Labeling with peroxidase was developed using a 3`3-diaminobenzidine substrate kit (Vector, Burlingame, CA), counterstained with methylen green (DAKO, Hamburg, Germany), dehydrated and mounted. For negative controls, the primary antibody was incubated with a five-fold excess of the blocking peptide (Santa Cruz Biotechnology, Santa Cruz, CA) at 4°C overnight.

2.2.4 Angiopoietin-1 and Angiopoietin-2

For the detection of Ang-1 and Ang-2 –immunoreactivity in paraffin sections of mouse skin samples, a similar protocol was used as has been described for VEGF (2.2.3). As primary antibody, an affinity-purified goat polyclonal antibody raised 1) against a peptide mapping at the amino terminus of human angiopoietin-1 or 2)

against a peptide mapping at the carboxy terminus of human angiopoietin-2 (Santa Cruz Biotechnology, Santa Cruz, CA, USA) were used in a dilution of 1:100 and 1:200, respectively. Both antibodies were known to react with the equivalent protein of mouse origin.

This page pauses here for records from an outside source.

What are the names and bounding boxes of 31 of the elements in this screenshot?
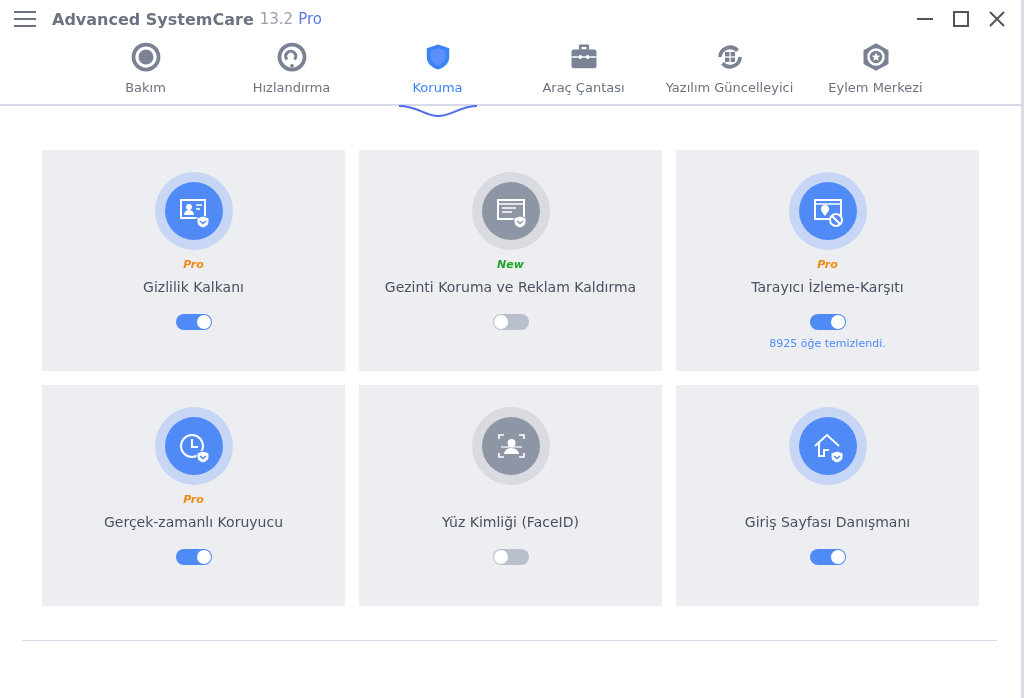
close-icon[interactable]: [987, 9, 1007, 29]
gauge-icon[interactable]: [276, 42, 307, 72]
nav-tab[interactable]: Yazılım Güncelleyici: [656, 38, 803, 104]
status-note: 8925 öğe temizlendi.: [769, 337, 886, 350]
toggle-switch[interactable]: [175, 549, 212, 565]
toggle-switch[interactable]: [809, 549, 846, 565]
feature-title: Giriş Sayfası Danışmanı: [744, 514, 911, 530]
toggle-switch[interactable]: [175, 314, 212, 330]
menu-icon[interactable]: [14, 11, 36, 27]
feature-title: Gizlilik Kalkanı: [143, 279, 244, 295]
feature-title: Tarayıcı İzleme-Karşıtı: [751, 279, 904, 295]
maximize-icon[interactable]: [951, 9, 971, 29]
feature-title: Gerçek-zamanlı Koruyucu: [103, 514, 283, 530]
nav-tab[interactable]: Koruma: [364, 38, 511, 104]
app-edition: Pro: [298, 10, 322, 28]
badge-label: Pro: [183, 257, 204, 273]
feature-title: Gezinti Koruma ve Reklam Kaldırma: [384, 279, 637, 295]
nav-tab[interactable]: Eylem Merkezi: [802, 38, 949, 104]
badge-label: New: [497, 257, 524, 273]
nav-tab[interactable]: Bakım: [72, 38, 219, 104]
badge-label: Pro: [817, 257, 838, 273]
toggle-switch[interactable]: [809, 314, 846, 330]
ring-icon[interactable]: [130, 42, 161, 72]
feature-title: Yüz Kimliği (FaceID): [442, 514, 579, 530]
toggle-switch[interactable]: [492, 314, 529, 330]
nav-tab[interactable]: Araç Çantası: [510, 38, 657, 104]
nav-tab[interactable]: Hızlandırma: [218, 38, 365, 104]
app-version: 13.2: [259, 10, 294, 28]
app-title: Advanced SystemCare: [52, 9, 254, 29]
toggle-switch[interactable]: [492, 549, 529, 565]
badge-label: Pro: [183, 492, 204, 508]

2.2.5 VEGFR-1 (Flt-1) / PECAM-1 – double staining

Double-staining for VEGFR-1 and PECAM-1 was performed on frozen sections as follows: Endogenous peroxidase was quenched in 3% H2O2 for 15 min. Endogenous avidin and biotin were blocked using an avidin/ biotin blocking kit (Vector, Burlingame, CA) according to the manufacturer′s protocol. All steps were interspersed by washing in TBS. Sections were pretreated with normal goat serum and incubated with a rat anti PECAM-1 antibody as described above. After washing, sections were pretreated with TNB buffer (NEN Life Science Products, Boston, MA) for 20 min at room temperature and incubated over-night with a rabbit affinity-purified polyclonal antibody raised against a peptide mapping at the carboxy terminus of Flt-1 of human origin (Santa Cruz Biotechnology, Santa Cruz, CA) diluted 1:1000 in TNB buffer. Sections were washed in TNT (NEN Life Science Products, Boston, MA) and incubated with a biotin-labeled anti rabbit-IgG antibody raised in goat (Dianova, Hamburg, Germany), diluted 1:200 in TNB. After washing in TNT, sections were incubated with a streptavidin-horseradish peroxidase complex (NEN Life Science Products, Boston, MA), diluted 1:100 in TNB buffer and with a tyramide-fluorescein complex (NEN Life Science Products, Boston, MA), diluted 1:50 in amplification diluent (NEN Life Science Products, Boston, MA). Sections were washed in TNT and TBS and were treated with a goat antibody against rat IgG, labeled with Cy3 (Dianova, Hamburg, Germany). Sections were washed in TBS again and mounted in Fluoromount (Southern Biotechnology Associates, Birmingham, AL).